Over the course of three hours, Republicans on the Committee on Oversight and Government Reform sought agreement from Lewis that the government had forced him to complete a deal that no longer made sense, while Democrats pressed Lewis to acknowledge he had threatened to leave a major investment bank to a grim fate as a gambit to get public money.
In the words of committee chairman Edolphus Towns (D-N.Y.), "The question is, who was holding the shotgun?"
The different answers offered by the two parties reflect their judgments about what new laws should be written as Congress embarks on overhauling the financial regulatory system.
"One of the lessons from this case is that we need much more transparency and accountability in the financial regulatory and oversight process," Towns said. "The American taxpayers and corporate shareholders deserve no less. They need to know what's going on."
Rep. Jim Jordan (R-Ohio) drew a different moral: That the government had gone too far.
"The rule of law restricts the government's ability to do whatever it wants," Jordan said. "We must understand the full story of what happened in the process of the government taking over much of the banking industry so that when the next crisis occurs we can understand the proper limits of government action in a free and civil society."
The hearing focused mostly on a few frantic weeks in December after Bank of America informed the Federal Reserve, its primary regulator, that it might abandon the deal. Regulators launched an intensive effort to dissuade the company from what Fed Chairman Ben S. Bernanke called "a foolish move" in an e-mail to subordinates. The Fed was concerned that both Merrill Lynch and Bank of America could lose the confidence of investors and collapse, threatening the broader financial system.
A trove of internal e-mails the committee subpoenaed from the Fed offer a rare look at the deliberations of the secretive agency.
After Bank of America told Fed regulators it was backing away from the deal because Merrill Lynch's losses had climbed to unexpected heights, senior Fed officials repeatedly asked why Lewis had been caught by surprise, writing that this reflected poorly on his leadership. "Lewis should have been aware of the problems at ML earlier (perhaps as early as mid-November) and not caught by surprise," the Fed's general counsel, Scott Alvarez, wrote Dec. 23.
But the e-mails also make clear that the government did not just move to rescue the Merrill Lynch acquisition -- officials also needed to rescue Bank of America. The company already had received $15 billion in federal aid, plus another $10 billion to buy Merrill Lynch, but its own health still was in a downward spiral.
Regulators calculated that more than half the decline in Bank of America's capital reserves was the result of internal problems, according to an e-mail sent Dec. 18. The conclusion was at odds with Bank of America's public explanation at the time that its need for additional government help was primarily the result of a merger that would help the broader economy. One regulator wrote that the finding was a "smoking gun."

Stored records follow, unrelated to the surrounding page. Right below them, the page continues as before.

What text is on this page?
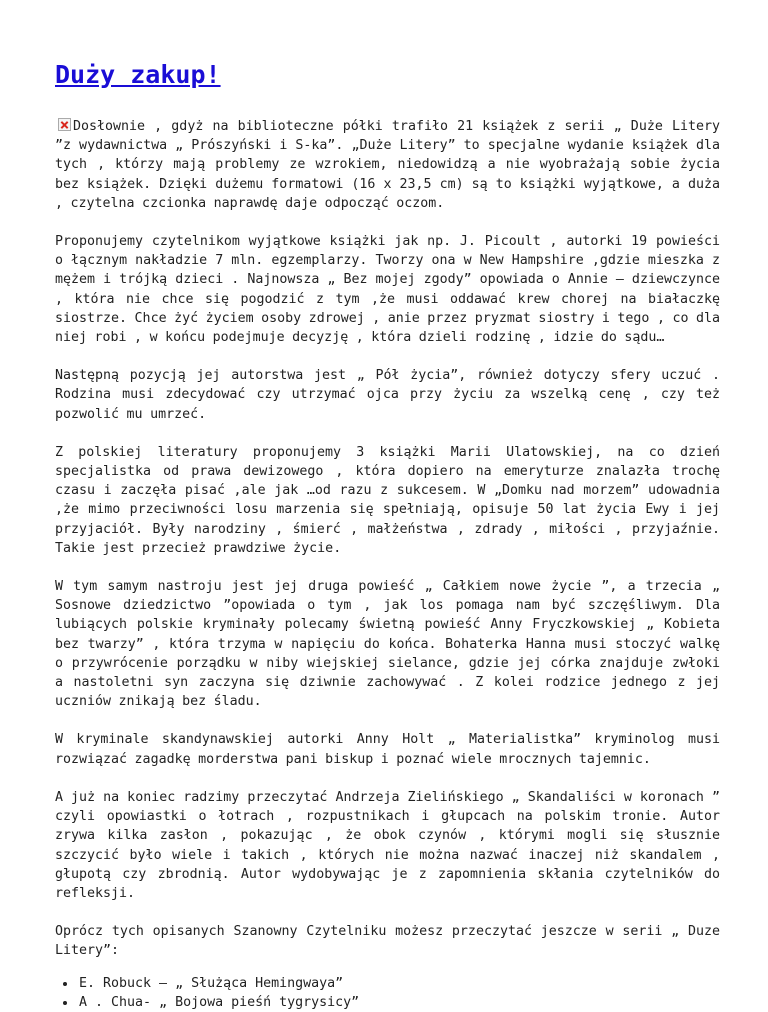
Duży zakup!

Dosłownie , gdyż na biblioteczne półki trafiło 21 książek z serii „ Duże Litery ”z wydawnictwa „ Prószyński i S-ka”. „Duże Litery” to specjalne wydanie książek dla tych , którzy mają problemy ze wzrokiem, niedowidzą a nie wyobrażają sobie życia bez książek. Dzięki dużemu formatowi (16 x 23,5 cm) są to książki wyjątkowe, a duża , czytelna czcionka naprawdę daje odpocząć oczom.

Proponujemy czytelnikom wyjątkowe książki jak np. J. Picoult , autorki 19 powieści o łącznym nakładzie 7 mln. egzemplarzy. Tworzy ona w New Hampshire ,gdzie mieszka z mężem i trójką dzieci . Najnowsza „ Bez mojej zgody” opowiada o Annie – dziewczynce , która nie chce się pogodzić z tym ,że musi oddawać krew chorej na białaczkę siostrze. Chce żyć życiem osoby zdrowej , anie przez pryzmat siostry i tego , co dla niej robi , w końcu podejmuje decyzję , która dzieli rodzinę , idzie do sądu…

Następną pozycją jej autorstwa jest „ Pół życia”, również dotyczy sfery uczuć . Rodzina musi zdecydować czy utrzymać ojca przy życiu za wszelką cenę , czy też pozwolić mu umrzeć.

Z polskiej literatury proponujemy 3 książki Marii Ulatowskiej, na co dzień specjalistka od prawa dewizowego , która dopiero na emeryturze znalazła trochę czasu i zaczęła pisać ,ale jak …od razu z sukcesem. W „Domku nad morzem” udowadnia ,że mimo przeciwności losu marzenia się spełniają, opisuje 50 lat życia Ewy i jej przyjaciół. Były narodziny , śmierć , małżeństwa , zdrady , miłości , przyjaźnie. Takie jest przecież prawdziwe życie.

W tym samym nastroju jest jej druga powieść „ Całkiem nowe życie ”, a trzecia „ Sosnowe dziedzictwo ”opowiada o tym , jak los pomaga nam być szczęśliwym. Dla lubiących polskie kryminały polecamy świetną powieść Anny Fryczkowskiej „ Kobieta bez twarzy” , która trzyma w napięciu do końca. Bohaterka Hanna musi stoczyć walkę o przywrócenie porządku w niby wiejskiej sielance, gdzie jej córka znajduje zwłoki a nastoletni syn zaczyna się dziwnie zachowywać . Z kolei rodzice jednego z jej uczniów znikają bez śladu.

W kryminale skandynawskiej autorki Anny Holt „ Materialistka” kryminolog musi rozwiązać zagadkę morderstwa pani biskup i poznać wiele mrocznych tajemnic.

A już na koniec radzimy przeczytać Andrzeja Zielińskiego „ Skandaliści w koronach ” czyli opowiastki o łotrach , rozpustnikach i głupcach na polskim tronie. Autor zrywa kilka zasłon , pokazując , że obok czynów , którymi mogli się słusznie szczycić było wiele i takich , których nie można nazwać inaczej niż skandalem , głupotą czy zbrodnią. Autor wydobywając je z zapomnienia skłania czytelników do refleksji.

Oprócz tych opisanych Szanowny Czytelniku możesz przeczytać jeszcze w serii „ Duze Litery”:

• E. Robuck – „ Służąca Hemingwaya”
• A . Chua- „ Bojowa pieśń tygrysicy”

Asked yesterday about the apparent contradiction, Bank of America spokesman Lawrence Di Rita said, "We've have not had the opportunity to review any of these documents, and it's not appropriate for us to comment."
Neither the e-mails nor the hearing, however, clarified the crucial question of who held the shotgun. Fed officials wrote repeatedly that they had not forced Bank of America to close the deal. Indeed, the e-mails show that the Fed refused to provide legal cover for the company if it were sued by shareholders for completing the acquisition. The Fed decided not to provide Bank of America with a letter stating that officials had determined that the bank would be harmed if the deal fell through.

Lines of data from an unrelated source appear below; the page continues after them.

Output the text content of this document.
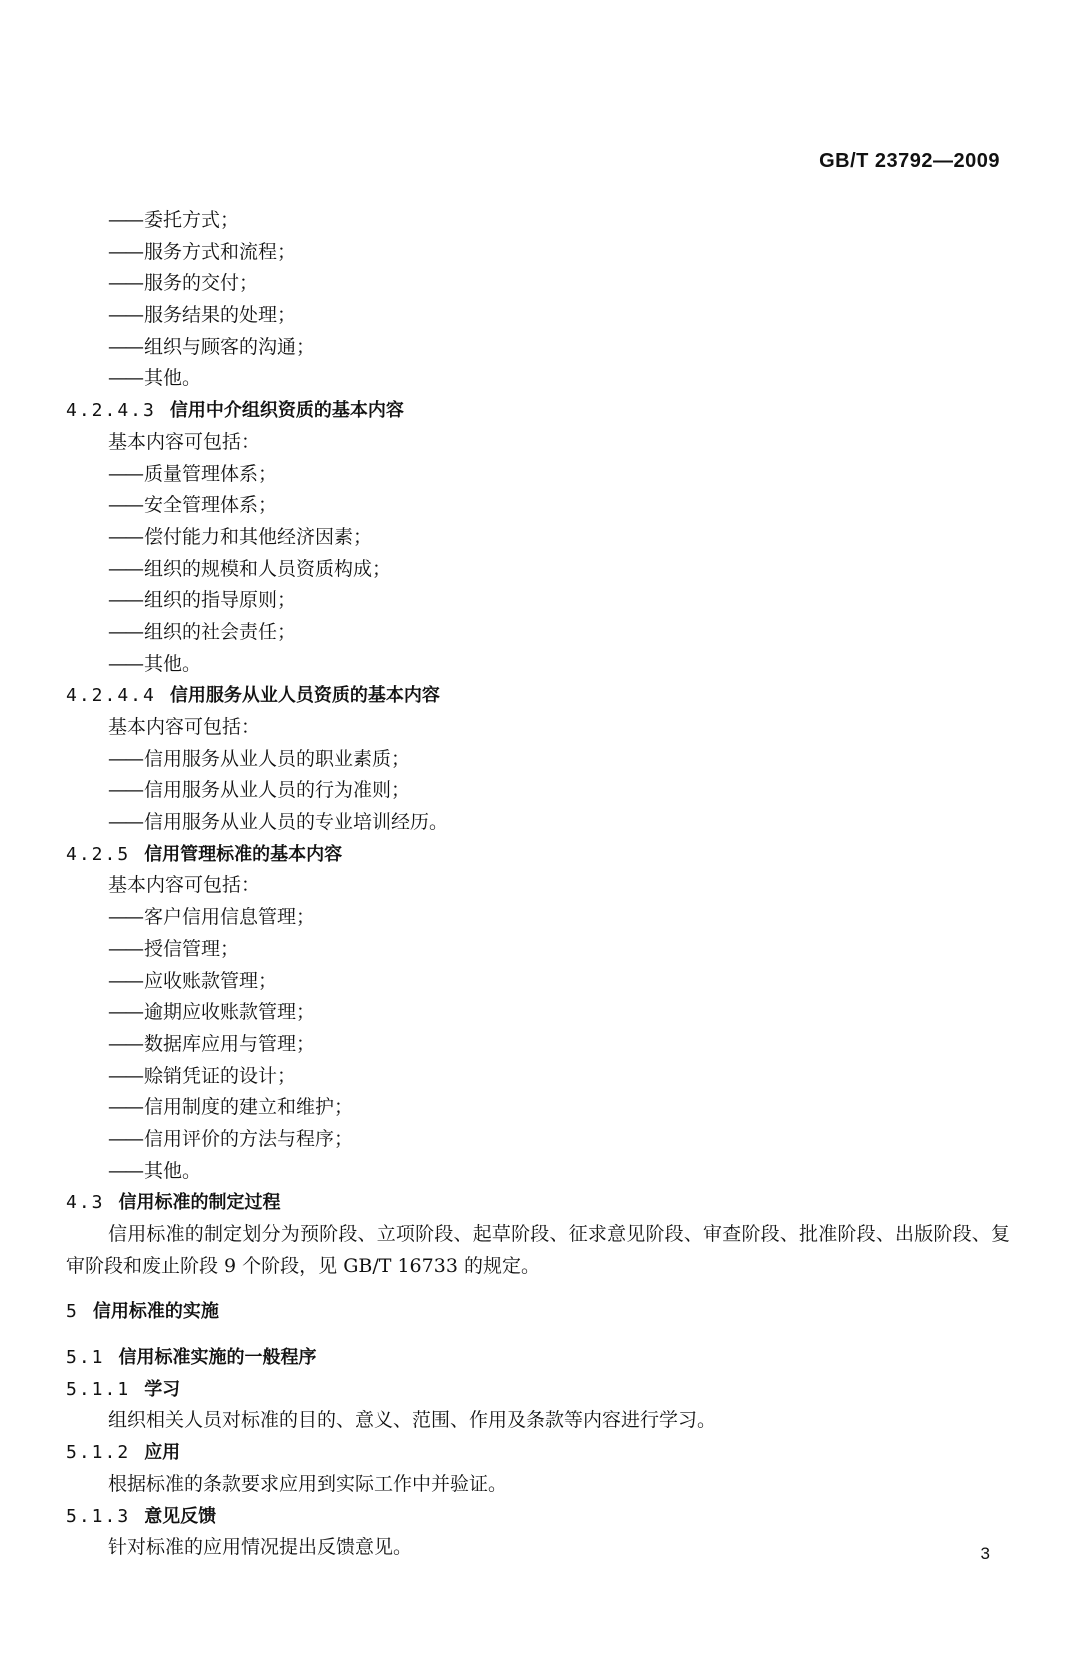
GB/T 23792—2009
—— 委托方式；
—— 服务方式和流程；
—— 服务的交付；
—— 服务结果的处理；
—— 组织与顾客的沟通；
—— 其他。
4.2.4.3 信用中介组织资质的基本内容
基本内容可包括：
—— 质量管理体系；
—— 安全管理体系；
—— 偿付能力和其他经济因素；
—— 组织的规模和人员资质构成；
—— 组织的指导原则；
—— 组织的社会责任；
—— 其他。
4.2.4.4 信用服务从业人员资质的基本内容
基本内容可包括：
—— 信用服务从业人员的职业素质；
—— 信用服务从业人员的行为准则；
—— 信用服务从业人员的专业培训经历。
4.2.5 信用管理标准的基本内容
基本内容可包括：
—— 客户信用信息管理；
—— 授信管理；
—— 应收账款管理；
—— 逾期应收账款管理；
—— 数据库应用与管理；
—— 赊销凭证的设计；
—— 信用制度的建立和维护；
—— 信用评价的方法与程序；
—— 其他。
4.3 信用标准的制定过程
信用标准的制定划分为预阶段、立项阶段、起草阶段、征求意见阶段、审查阶段、批准阶段、出版阶段、复审阶段和废止阶段 9 个阶段，见 GB/T 16733 的规定。
5 信用标准的实施
5.1 信用标准实施的一般程序
5.1.1 学习
组织相关人员对标准的目的、意义、范围、作用及条款等内容进行学习。
5.1.2 应用
根据标准的条款要求应用到实际工作中并验证。
5.1.3 意见反馈
针对标准的应用情况提出反馈意见。	3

"I don't think it's necessary or appropriate for us to give Lewis a letter along the lines he asked," Alvarez wrote in an e-mail to Bernanke. "First, we didn't order him to go forward -- we simply explained our views on what the market reaction would be and left the decision to him. Second, making hard decisions is what he gets paid for."
Lewis in testimony yesterday agreed that the bank had made its own choice, although he denied asking regulators for such a letter.
But members of both parties suggested that Lewis was concealing the truth: that the Fed had forced the company to complete the deal by threatening to fire Lewis and other executives, and that he was refusing to say so because he did not want to anger regulators.
The parties disagreed, however, about the implications of the government's role.
Rep. Darrell Issa (R-Calif.) said that regulators acting as "financial vigilantes" were jeopardizing the confidence necessary for private markets to function.
"If this administration continues to vilify private investors who choose to exercise their legal rights . . . I am concerned about the preservation of our free market principles," Issa said in a prepared statement.
Some Democrats, by contrast, saw the episode as evidence that regulators were working behind closed doors to advance the interest of banks at the expense of the public.
And several representatives seized the opportunity to press Lewis on other aspects of the company's business.
Rep. Gerald E. Connolly (D-Va.) questioned Lewis's choice of Gregory Curl, the architect of the Merrill Lynch deal, as his new chief risk officer.
"Is it wise to appoint a man who missed $12 billion in Merrill Lynch losses?" Connolly said.
Lewis, his decisions now a subject of Congressional ridicule, paused several times.
"No one thought things would get as bad as it, as it did in the fourth quarter," he managed.